So I tracked my Mac problem (from the thread about the Mac kernel trace) down to this.
Apparently Windows XP (as well as an older version of Linux and perhaps other OS's) has a work around just for my device. After Set Configuration it does Clear Endpoint Halt. After this, my device works perfectly, including Windows Qual.
But, surprise! This doesn't happen on a new Linux and Max OS X 10.6.5. In this case, my device just goes away. According to my Beagle trace, the INs are "ORPHANED." After a thousand or so retries, the OS gives up and retries a reset, which always turns out the same.
I dug into the USB library code and added code to poke the Endpoint Mode to NAK, which did cause NAKs to occur, instead of the "ORPHANED" transfers. (Didn't make it work, yet, though.)
It is a HID mouse, full speed, mostly "normal" device and configs--single IN endpoint, somewhat long report desciptor and reports 13 bytes.

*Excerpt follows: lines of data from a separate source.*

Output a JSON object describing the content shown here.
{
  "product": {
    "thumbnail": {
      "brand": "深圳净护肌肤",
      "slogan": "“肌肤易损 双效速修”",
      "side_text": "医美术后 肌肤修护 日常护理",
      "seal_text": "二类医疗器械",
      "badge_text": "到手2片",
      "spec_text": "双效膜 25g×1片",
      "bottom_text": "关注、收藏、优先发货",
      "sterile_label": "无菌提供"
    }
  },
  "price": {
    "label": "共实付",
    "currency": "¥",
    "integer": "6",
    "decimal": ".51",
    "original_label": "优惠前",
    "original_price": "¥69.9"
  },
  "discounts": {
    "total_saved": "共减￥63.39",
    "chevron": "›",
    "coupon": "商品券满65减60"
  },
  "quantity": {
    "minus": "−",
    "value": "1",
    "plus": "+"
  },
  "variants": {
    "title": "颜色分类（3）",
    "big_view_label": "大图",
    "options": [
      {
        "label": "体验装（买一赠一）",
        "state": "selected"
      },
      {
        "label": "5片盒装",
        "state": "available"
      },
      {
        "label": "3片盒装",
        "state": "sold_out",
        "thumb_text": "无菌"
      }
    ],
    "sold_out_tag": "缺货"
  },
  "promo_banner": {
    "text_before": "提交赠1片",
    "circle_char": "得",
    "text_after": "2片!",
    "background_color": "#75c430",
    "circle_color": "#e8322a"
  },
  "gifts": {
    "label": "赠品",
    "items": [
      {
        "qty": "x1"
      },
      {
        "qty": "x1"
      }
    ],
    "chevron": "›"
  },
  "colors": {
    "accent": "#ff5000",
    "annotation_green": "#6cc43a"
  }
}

Does this ring any bells with anyone?
Someone must know something about this because the Clear Endpoint Halt is there. There is no reason I know of for it to be there other than as a workaround for a broken device. We even spellunked around in the Linux source and found it there--but only in an old version.
I could post the Beagle traces, desc's, code, or whatever, although I think I've got the gist of it here.
Obviously I have a support call in with my chip vendor, but last time it took two weeks for me to figure out and explain the problem to the tech support person well enough for him to say, yeh, that is a problem in the sample design and no, they aren't going to release a fix.